Boundaries between the group psychotherapist and group members and between group members are more clearly defined than between a sponsor and sponsee or between members of a 12-step group.
Group psychotherapy can complement the relational work done in any 12-step program through the examination of improvement in the way you relate to and communicate with others.
Benefits of Group Therapy
Group therapy differs from individual therapy in important ways. Some unique benefits of group therapy include the following:
Examination of interpersonal problems or problems in relationships
Development of self-awareness about how you come across to other people, how others are affected by you, or why you have certain relationship patterns
Increased self-expression and the ability to work through your feelings with others
Ability to move beyond the benefits of individual therapy in the attainment of your goals
Opportunity to relate to others who share your particular concern
Attainment of new skills
Availability of lower-cost services
Why Group Therapy Works
Many psychologists and counselors have studied the factors contributing to a positive outcome in group therapy. Irving Yalom and Molyn Leszcz, in The Theory and Practice of Group Psychotherapy, outline the following therapeutic factors in group psychotherapy:
Universality: Members recognize that other group members share similar feelings, thoughts, and problems.

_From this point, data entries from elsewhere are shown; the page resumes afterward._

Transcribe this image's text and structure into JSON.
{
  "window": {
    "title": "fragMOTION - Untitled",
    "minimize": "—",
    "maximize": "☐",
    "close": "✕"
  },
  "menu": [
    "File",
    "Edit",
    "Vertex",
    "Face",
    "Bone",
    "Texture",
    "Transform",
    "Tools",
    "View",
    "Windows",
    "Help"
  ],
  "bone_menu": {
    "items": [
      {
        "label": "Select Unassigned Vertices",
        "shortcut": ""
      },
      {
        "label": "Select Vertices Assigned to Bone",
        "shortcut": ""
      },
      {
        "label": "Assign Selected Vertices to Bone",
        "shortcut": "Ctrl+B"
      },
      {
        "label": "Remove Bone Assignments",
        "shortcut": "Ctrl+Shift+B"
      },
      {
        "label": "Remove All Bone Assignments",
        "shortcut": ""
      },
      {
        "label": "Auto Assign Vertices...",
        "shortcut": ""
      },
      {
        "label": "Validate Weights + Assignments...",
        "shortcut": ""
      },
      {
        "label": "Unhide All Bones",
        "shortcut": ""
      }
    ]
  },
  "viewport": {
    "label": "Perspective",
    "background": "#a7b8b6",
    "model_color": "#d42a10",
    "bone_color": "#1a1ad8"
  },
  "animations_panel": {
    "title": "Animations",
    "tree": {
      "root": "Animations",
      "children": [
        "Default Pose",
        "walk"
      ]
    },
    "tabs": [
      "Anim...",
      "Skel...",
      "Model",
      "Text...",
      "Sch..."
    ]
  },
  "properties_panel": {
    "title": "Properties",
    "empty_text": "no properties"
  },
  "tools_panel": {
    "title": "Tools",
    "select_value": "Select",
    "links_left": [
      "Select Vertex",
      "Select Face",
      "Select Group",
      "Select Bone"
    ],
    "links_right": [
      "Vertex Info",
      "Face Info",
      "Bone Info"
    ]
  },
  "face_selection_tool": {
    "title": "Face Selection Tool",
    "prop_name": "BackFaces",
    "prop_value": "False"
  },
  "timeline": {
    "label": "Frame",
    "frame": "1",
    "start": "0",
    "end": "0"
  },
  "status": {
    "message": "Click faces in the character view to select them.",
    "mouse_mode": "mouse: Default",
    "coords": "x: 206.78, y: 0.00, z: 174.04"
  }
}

Altruism: Members experience a boost to their self-concept by extending help to other group members.
Instillation of hope: Members recognize that other group members’ success can be helpful, and they develop optimism for their own improvement.
Imparting information: Members benefit from the education and advice provided by the therapist or other group members.

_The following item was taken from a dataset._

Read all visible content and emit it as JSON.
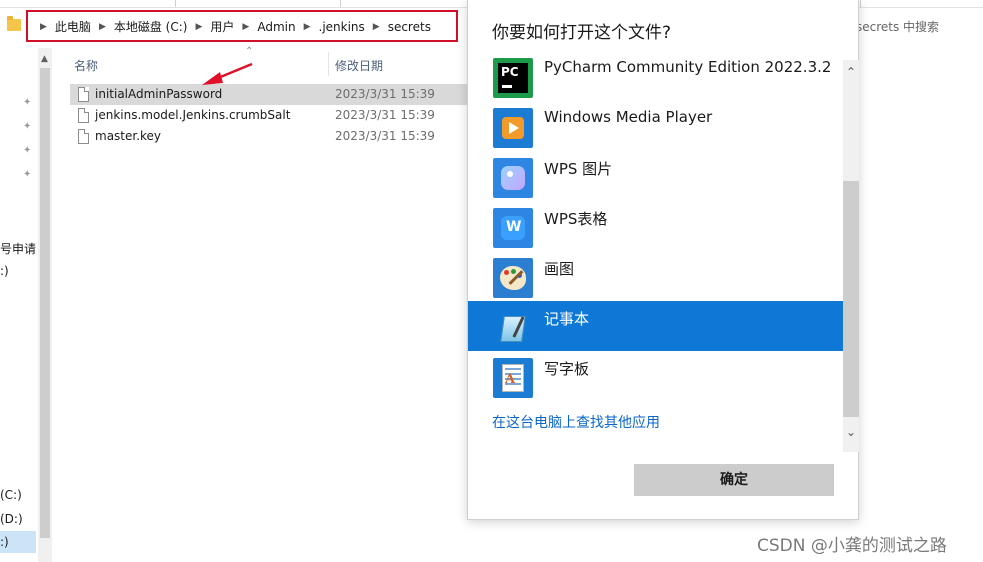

Corrective recapitulation of primary family experience: Members have the opportunity to reenact critical family dynamics with other group members in a corrective manner.
Development of socializing techniques: The group provides members with an environment that fosters adaptive and effective communication.
Imitative behavior: Members expand their personal knowledge and skills through the observation of other group members’ self-exploration, working through, and personal development.
Cohesiveness: Members experience feelings of trust, belonging, and togetherness with other group members.
Existential factors: Members accept responsibility for their life decisions.
Catharsis: Members release strong feelings about past or present experiences.
Interpersonal learning-input: Members gain personal insight about their interpersonal impact through feedback provided by other group members.
Interpersonal learning-output: The group provides members with an environment that allows them to interact in a more adaptive manner.
Self-understanding: Members gain insight into the psychological motivation underlying behavior and emotional reactions.
Yalom and his colleagues studied these therapeutic factors by asking clients who had successfully completed group therapy what they found to be most helpful about the process. The clients in his studies reported the following factors to be most helpful (listed in order of importance):
Discovering and accepting previously unknown or unacceptable parts of myself.
Being able to say what was bothering me instead of holding it in.
Other members honestly telling me what they think of me.
Learning how to express my feelings.
The group’s teaching me about the type of impression I make on others.
Expressing negative and/or positive feelings toward another member.
Learning that I must take ultimate responsibility for the way I live no matter how much guidance and support I get from others.
Learning how I come across to others.
Seeing that others could reveal embarrassing things and take other risks and benefit from it helped me to do the same.
Feeling more trusting of groups and of other people.